Jeff Labrecque
December 20, 2013 AT 05:00 AM EST

The beleaguered sailor in All Is Lost doesn’t have a name. The script refers to him simply as Our Man, which is everything you need to know about why writer-director J.C. Chandor needed Robert Redford to play him. With only a few lines of dialogue, the one-man show called for someone not simply famous but historically significant. Redford’s character is completely alone after his sailboat begins to founder in the Indian Ocean, and our bond with Our Man is reinforced by the legend’s iconic roles in Butch Cassidy and the Sundance Kid, The Way We Were, and The Natural. “I needed an actor who had a very deep relationship with an audience to be able to pull that off,” says Chandor, “so that by the time you get there in the third act you are sort of projecting your own fears, your own desires, your own concerns about the world, and it really becomes an emotional experience.” Our Man fights and fights and fights — until he cannot.
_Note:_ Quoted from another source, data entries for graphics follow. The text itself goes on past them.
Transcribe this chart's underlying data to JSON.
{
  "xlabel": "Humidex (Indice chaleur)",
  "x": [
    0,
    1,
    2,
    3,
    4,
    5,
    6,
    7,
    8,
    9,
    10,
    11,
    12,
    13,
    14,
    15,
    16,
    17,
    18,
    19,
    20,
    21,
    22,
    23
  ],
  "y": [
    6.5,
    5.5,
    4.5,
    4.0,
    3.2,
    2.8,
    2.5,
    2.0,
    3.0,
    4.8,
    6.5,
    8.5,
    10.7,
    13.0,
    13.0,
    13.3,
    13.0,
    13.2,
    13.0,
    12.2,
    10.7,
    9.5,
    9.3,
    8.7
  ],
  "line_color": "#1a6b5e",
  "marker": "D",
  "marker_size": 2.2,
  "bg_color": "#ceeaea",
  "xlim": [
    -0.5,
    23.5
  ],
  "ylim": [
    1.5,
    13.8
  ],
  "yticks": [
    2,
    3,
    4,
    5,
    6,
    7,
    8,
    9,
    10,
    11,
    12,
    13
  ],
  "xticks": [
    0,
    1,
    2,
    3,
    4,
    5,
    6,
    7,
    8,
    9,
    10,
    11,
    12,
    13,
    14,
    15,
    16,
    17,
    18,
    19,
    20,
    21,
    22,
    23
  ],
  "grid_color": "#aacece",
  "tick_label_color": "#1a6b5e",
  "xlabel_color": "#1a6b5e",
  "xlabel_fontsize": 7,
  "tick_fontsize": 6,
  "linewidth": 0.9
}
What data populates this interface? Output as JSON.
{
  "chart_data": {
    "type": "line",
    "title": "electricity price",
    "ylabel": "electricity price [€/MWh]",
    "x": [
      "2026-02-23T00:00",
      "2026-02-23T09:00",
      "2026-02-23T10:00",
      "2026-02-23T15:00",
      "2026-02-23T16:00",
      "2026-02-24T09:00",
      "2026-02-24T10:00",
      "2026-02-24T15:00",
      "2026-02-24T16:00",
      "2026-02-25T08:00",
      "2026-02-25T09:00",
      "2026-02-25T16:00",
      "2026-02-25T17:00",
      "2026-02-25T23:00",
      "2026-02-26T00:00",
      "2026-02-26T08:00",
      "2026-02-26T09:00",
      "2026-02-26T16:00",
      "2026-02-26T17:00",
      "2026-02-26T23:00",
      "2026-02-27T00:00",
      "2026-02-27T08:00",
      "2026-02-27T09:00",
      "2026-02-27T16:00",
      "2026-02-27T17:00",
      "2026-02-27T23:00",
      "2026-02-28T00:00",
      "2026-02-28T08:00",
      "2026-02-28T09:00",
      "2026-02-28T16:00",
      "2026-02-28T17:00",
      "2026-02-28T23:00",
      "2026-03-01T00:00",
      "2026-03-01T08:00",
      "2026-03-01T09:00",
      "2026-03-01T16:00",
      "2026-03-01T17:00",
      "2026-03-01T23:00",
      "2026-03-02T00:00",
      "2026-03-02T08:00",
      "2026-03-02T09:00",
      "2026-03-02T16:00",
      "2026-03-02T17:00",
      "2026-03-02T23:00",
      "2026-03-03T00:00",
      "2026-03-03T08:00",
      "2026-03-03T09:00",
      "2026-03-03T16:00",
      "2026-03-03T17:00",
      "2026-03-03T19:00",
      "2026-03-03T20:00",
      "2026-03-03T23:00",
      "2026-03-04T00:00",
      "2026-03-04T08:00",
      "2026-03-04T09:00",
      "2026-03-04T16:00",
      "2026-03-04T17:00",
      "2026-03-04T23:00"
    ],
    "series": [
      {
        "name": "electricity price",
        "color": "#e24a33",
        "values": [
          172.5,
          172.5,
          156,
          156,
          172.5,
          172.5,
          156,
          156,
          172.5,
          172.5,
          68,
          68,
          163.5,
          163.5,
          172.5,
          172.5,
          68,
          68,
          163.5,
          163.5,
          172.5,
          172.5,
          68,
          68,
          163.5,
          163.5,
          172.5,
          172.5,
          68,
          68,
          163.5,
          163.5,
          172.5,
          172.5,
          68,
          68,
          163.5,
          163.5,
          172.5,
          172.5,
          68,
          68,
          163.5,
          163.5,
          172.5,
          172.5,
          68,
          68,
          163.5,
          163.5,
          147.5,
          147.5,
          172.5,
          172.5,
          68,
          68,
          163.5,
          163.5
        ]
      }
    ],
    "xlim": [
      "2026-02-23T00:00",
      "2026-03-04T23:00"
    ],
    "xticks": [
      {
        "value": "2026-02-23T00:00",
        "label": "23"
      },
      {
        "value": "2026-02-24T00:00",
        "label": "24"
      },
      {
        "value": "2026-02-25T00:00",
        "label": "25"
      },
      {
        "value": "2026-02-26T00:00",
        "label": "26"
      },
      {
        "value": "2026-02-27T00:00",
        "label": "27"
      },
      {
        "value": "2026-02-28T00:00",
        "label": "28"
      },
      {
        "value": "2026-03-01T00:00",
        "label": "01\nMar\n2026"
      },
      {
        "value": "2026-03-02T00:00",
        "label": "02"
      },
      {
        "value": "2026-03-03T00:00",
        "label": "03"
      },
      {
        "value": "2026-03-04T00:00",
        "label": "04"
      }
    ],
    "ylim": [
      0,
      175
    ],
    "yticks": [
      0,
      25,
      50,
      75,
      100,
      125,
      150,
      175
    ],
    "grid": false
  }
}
When that famous face ticks from grim determination to weary surrender and Our Man finally unleashes the most exasperated, most justified F-bomb in movie history, you half expect Mother Nature and Murphy’s Law to retreat. It’s a truly courageous performance for anyone, much less a 77-year-old actor whose last — and only! — Oscar nomination for acting was 40 years ago. Whether Redford gets another one now, no one who sees All Is Lost will ever mistake him for just a pretty face.